Cada día la naturaleza les ofrecía un espectáculo irrepetible. Los colores cambiaban según la estación en la que estuviesen, si estaba nublado o no, según el estado del mar… pero el milagro siempre ocurría, el sol se retiraba formando una explosión de colores y luces que dejaba a su paso una estela de paz y serenidad que llenaba el corazón de los que se paraban a observarlo.
A Juan le gustaba echar el brazo por encima del niño y así juntitos se contaban los pormenores del día, todo lo que había acontecido en sus vidas durante aquellas horas de separación, pero durante unos momentos, aquellos en los que sol se despedía y silenciosamente se adentraba en el horizonte, callaban y miraban, absortos hasta que la oscuridad comenzaba a reinar, entonces el padre le daba al hijo unas palmaditas en el hombro y le decía: ¡hala, vamos a cenar, que mañana hay que madrugar!

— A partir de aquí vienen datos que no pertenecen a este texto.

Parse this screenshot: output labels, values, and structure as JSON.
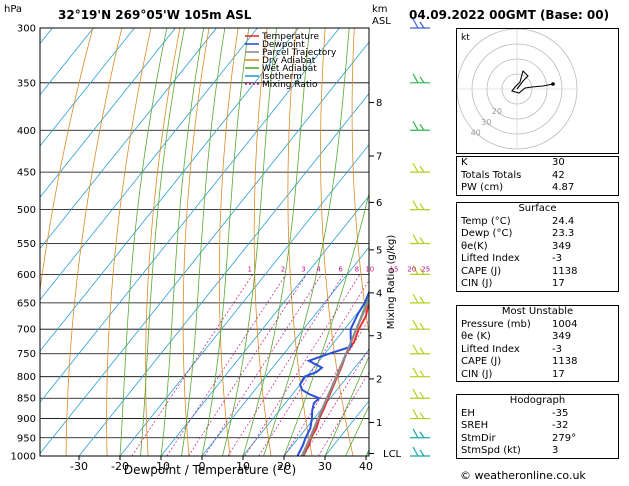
{
  "header": {
    "hpa_label": "hPa",
    "location": "32°19'N  269°05'W  105m  ASL",
    "km_label": "km",
    "asl_label": "ASL",
    "datetime": "04.09.2022  00GMT  (Base: 00)"
  },
  "legend": [
    {
      "label": "Temperature",
      "color": "#e8302a",
      "dash": false
    },
    {
      "label": "Dewpoint",
      "color": "#2b50d8",
      "dash": false
    },
    {
      "label": "Parcel Trajectory",
      "color": "#8c8c8c",
      "dash": false
    },
    {
      "label": "Dry Adiabat",
      "color": "#d98b28",
      "dash": false
    },
    {
      "label": "Wet Adiabat",
      "color": "#5aa832",
      "dash": false
    },
    {
      "label": "Isotherm",
      "color": "#2a9fd6",
      "dash": false
    },
    {
      "label": "Mixing Ratio",
      "color": "#c0188a",
      "dash": true
    }
  ],
  "chart_data": {
    "type": "line",
    "title": "",
    "xlabel": "Dewpoint / Temperature (°C)",
    "ylabel": "hPa",
    "right_ylabel": "Mixing Ratio (g/kg)",
    "xlim": [
      -35,
      40
    ],
    "ylim": [
      1000,
      300
    ],
    "yscale": "log",
    "x_ticks": [
      -30,
      -20,
      -10,
      0,
      10,
      20,
      30,
      40
    ],
    "pressure_ticks": [
      300,
      350,
      400,
      450,
      500,
      550,
      600,
      650,
      700,
      750,
      800,
      850,
      900,
      950,
      1000
    ],
    "km_ticks": [
      {
        "label": "8",
        "p": 370
      },
      {
        "label": "7",
        "p": 430
      },
      {
        "label": "6",
        "p": 490
      },
      {
        "label": "5",
        "p": 560
      },
      {
        "label": "4",
        "p": 632
      },
      {
        "label": "3",
        "p": 713
      },
      {
        "label": "2",
        "p": 805
      },
      {
        "label": "1",
        "p": 910
      },
      {
        "label": "LCL",
        "p": 993
      }
    ],
    "mixing_ratio_labels": [
      "1",
      "2",
      "3",
      "4",
      "6",
      "8",
      "10",
      "15",
      "20",
      "25"
    ],
    "mixing_ratio_values": [
      1,
      2,
      3,
      4,
      6,
      8,
      10,
      15,
      20,
      25
    ],
    "series": [
      {
        "name": "Temperature",
        "color": "#e8302a",
        "points": [
          [
            1000,
            24.4
          ],
          [
            970,
            24.0
          ],
          [
            950,
            23.0
          ],
          [
            925,
            22.5
          ],
          [
            900,
            21.3
          ],
          [
            875,
            20.5
          ],
          [
            850,
            19.5
          ],
          [
            800,
            17.5
          ],
          [
            775,
            16.5
          ],
          [
            750,
            15.2
          ],
          [
            725,
            14.8
          ],
          [
            700,
            13.5
          ],
          [
            675,
            12.7
          ],
          [
            650,
            10.8
          ],
          [
            625,
            9.0
          ],
          [
            600,
            7.0
          ],
          [
            575,
            5.5
          ],
          [
            550,
            4.0
          ],
          [
            525,
            2.5
          ],
          [
            500,
            0.3
          ],
          [
            475,
            -1.3
          ],
          [
            450,
            -3.0
          ],
          [
            425,
            -5.3
          ],
          [
            400,
            -8.0
          ],
          [
            375,
            -10.5
          ],
          [
            350,
            -13.3
          ],
          [
            325,
            -16.5
          ],
          [
            300,
            -20.5
          ]
        ]
      },
      {
        "name": "Dewpoint",
        "color": "#2b50d8",
        "points": [
          [
            1000,
            23.3
          ],
          [
            970,
            22.5
          ],
          [
            950,
            21.7
          ],
          [
            925,
            21.0
          ],
          [
            900,
            19.5
          ],
          [
            880,
            18.0
          ],
          [
            862,
            17.0
          ],
          [
            850,
            17.3
          ],
          [
            840,
            14.0
          ],
          [
            830,
            11.5
          ],
          [
            818,
            10.0
          ],
          [
            800,
            9.5
          ],
          [
            790,
            11.5
          ],
          [
            780,
            12.0
          ],
          [
            765,
            7.5
          ],
          [
            752,
            10.5
          ],
          [
            735,
            15.0
          ],
          [
            715,
            13.0
          ],
          [
            700,
            11.5
          ],
          [
            670,
            10.3
          ],
          [
            650,
            9.8
          ],
          [
            625,
            8.5
          ],
          [
            600,
            6.5
          ],
          [
            575,
            5.5
          ],
          [
            550,
            3.0
          ],
          [
            525,
            1.0
          ],
          [
            500,
            -1.7
          ],
          [
            475,
            -4.3
          ],
          [
            450,
            -7.3
          ],
          [
            435,
            -8.5
          ],
          [
            425,
            -10.0
          ],
          [
            400,
            -14.3
          ],
          [
            375,
            -17.0
          ],
          [
            350,
            -20.5
          ],
          [
            325,
            -22.0
          ],
          [
            300,
            -26.0
          ]
        ]
      },
      {
        "name": "Parcel Trajectory",
        "color": "#8c8c8c",
        "points": [
          [
            1000,
            24.4
          ],
          [
            950,
            22.8
          ],
          [
            900,
            21.0
          ],
          [
            850,
            19.2
          ],
          [
            800,
            17.3
          ],
          [
            750,
            15.2
          ],
          [
            700,
            12.9
          ],
          [
            650,
            10.5
          ],
          [
            600,
            7.8
          ],
          [
            550,
            4.7
          ],
          [
            500,
            1.1
          ],
          [
            450,
            -2.9
          ],
          [
            400,
            -7.5
          ],
          [
            350,
            -13.3
          ],
          [
            300,
            -20.3
          ]
        ]
      }
    ],
    "wind_barbs": [
      {
        "p": 300,
        "color": "#3a5fd0"
      },
      {
        "p": 350,
        "color": "#2fb84a"
      },
      {
        "p": 400,
        "color": "#2fb84a"
      },
      {
        "p": 450,
        "color": "#b4cf1e"
      },
      {
        "p": 500,
        "color": "#b4cf1e"
      },
      {
        "p": 550,
        "color": "#b4cf1e"
      },
      {
        "p": 600,
        "color": "#b4cf1e"
      },
      {
        "p": 650,
        "color": "#b4cf1e"
      },
      {
        "p": 700,
        "color": "#b4cf1e"
      },
      {
        "p": 750,
        "color": "#b4cf1e"
      },
      {
        "p": 800,
        "color": "#b4cf1e"
      },
      {
        "p": 850,
        "color": "#b4cf1e"
      },
      {
        "p": 900,
        "color": "#b4cf1e"
      },
      {
        "p": 950,
        "color": "#14a8a8"
      },
      {
        "p": 1000,
        "color": "#14a8a8"
      }
    ],
    "hodograph": {
      "unit_label": "kt",
      "ring_labels": [
        "20",
        "30",
        "40"
      ]
    }
  },
  "indices_table": [
    {
      "k": "K",
      "v": "30"
    },
    {
      "k": "Totals Totals",
      "v": "42"
    },
    {
      "k": "PW (cm)",
      "v": "4.87"
    }
  ],
  "surface_table": {
    "title": "Surface",
    "rows": [
      {
        "k": "Temp (°C)",
        "v": "24.4"
      },
      {
        "k": "Dewp (°C)",
        "v": "23.3"
      },
      {
        "k": "θe(K)",
        "v": "349"
      },
      {
        "k": "Lifted Index",
        "v": "-3"
      },
      {
        "k": "CAPE (J)",
        "v": "1138"
      },
      {
        "k": "CIN (J)",
        "v": "17"
      }
    ]
  },
  "unstable_table": {
    "title": "Most Unstable",
    "rows": [
      {
        "k": "Pressure (mb)",
        "v": "1004"
      },
      {
        "k": "θe (K)",
        "v": "349"
      },
      {
        "k": "Lifted Index",
        "v": "-3"
      },
      {
        "k": "CAPE (J)",
        "v": "1138"
      },
      {
        "k": "CIN (J)",
        "v": "17"
      }
    ]
  },
  "hodo_table": {
    "title": "Hodograph",
    "rows": [
      {
        "k": "EH",
        "v": "-35"
      },
      {
        "k": "SREH",
        "v": "-32"
      },
      {
        "k": "StmDir",
        "v": "279°"
      },
      {
        "k": "StmSpd (kt)",
        "v": "3"
      }
    ]
  },
  "footer": "© weatheronline.co.uk"
}
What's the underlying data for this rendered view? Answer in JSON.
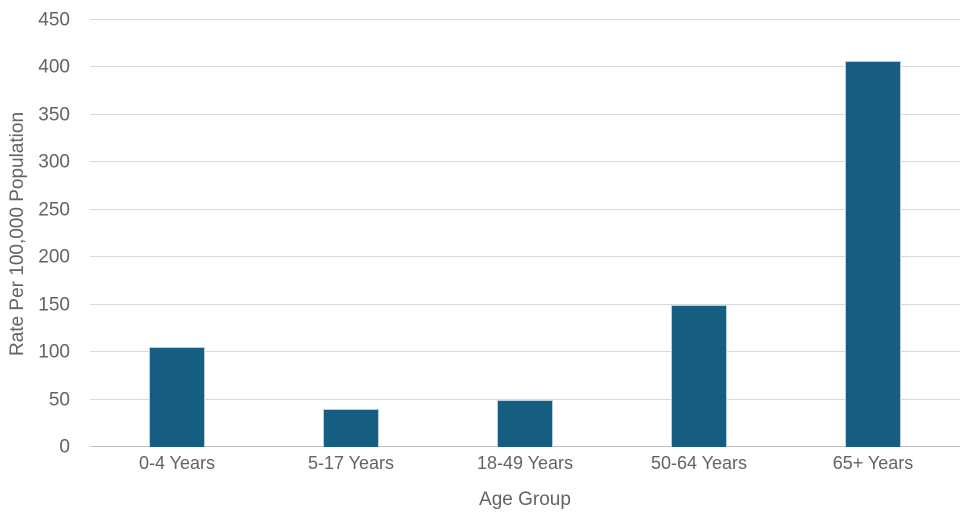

Aquel día el mar estaba un poco alborotado y las olas encrespadas hacían que el agua llegase cerca de donde estaban sentados dejando un camino de espuma. El niño, que tenía seis años, era curioso y siempre estaba haciendo preguntas a su padre. Preguntas que el hombre que jamás había ido al colegio, contestaba con el corazón, haciendo acopio de la sabiduría que el vivir le había ido concediendo. El niño, mirando las pequeñas gotitas de agua que se quedaban sobre la arena, le dijo muy serio a su padre: “papa, dime, nosotros ¿que somos?, ¿de donde venimos?, cuando morimos ¿donde vamos? El pobre hombre se quedo sorprendido, aquellas eran preguntas muy serias para un niño de esa edad, ¿que le podría contestar él, un pobre pescador sobre cuestiones tan complejas?, pero como le gustaba resolver siempre las dudas de su hijo, silencioso, miró el cielo hasta perderse en el horizonte, bajó la vista al mar y siguiendo las olas llegó hasta la orilla, a la arena donde las gotitas que se quedaban depositadas eran absorbidas por la arena, que volvía a ser bañada y alisada por la siguiente ola. Entonces, sin apartar la vista del horizonte, apretó al niño contra su pecho y le dijo muy serio: “Juanito, hijo, nosotros somos como el agua del mar, formamos parte de un gran océano que llamamos Dios, cada uno de nosotros somos una gotita de esa basta inmensidad. A veces Dios nos permite separarnos y al igual que las gotitas de agua que traen las olas, nacemos y durante unos breves instantes, que nosotros traducimos en años, permanecemos en la arena, disfrutando de nuestra individualidad, nos mezclamos con la arena de la playa, nos escondemos entre las piedrecillas, brillamos con la luz del sol, y al final de nuestra vida, cuando hemos experimentado todas estas aventuras, las olas vuelven y nos arrastran hacia dentro, mezclándonos de nuevo con el mar, con Dios, a esa vuelta, los hombre le llamamos muerte, le tememos porque no queremos abandonar la arena, la aventura de la playa, pero en cuanto estamos otra vez sumergidos en el océano nos alegramos de volver a formar parte de él.”
Juan se quedó callado, no sabía si su hijo habría entendido aquella explicación. Juanito rompió el silencio diciendo: ¿Sabes papá? Ahora sé que nunca estaré solo.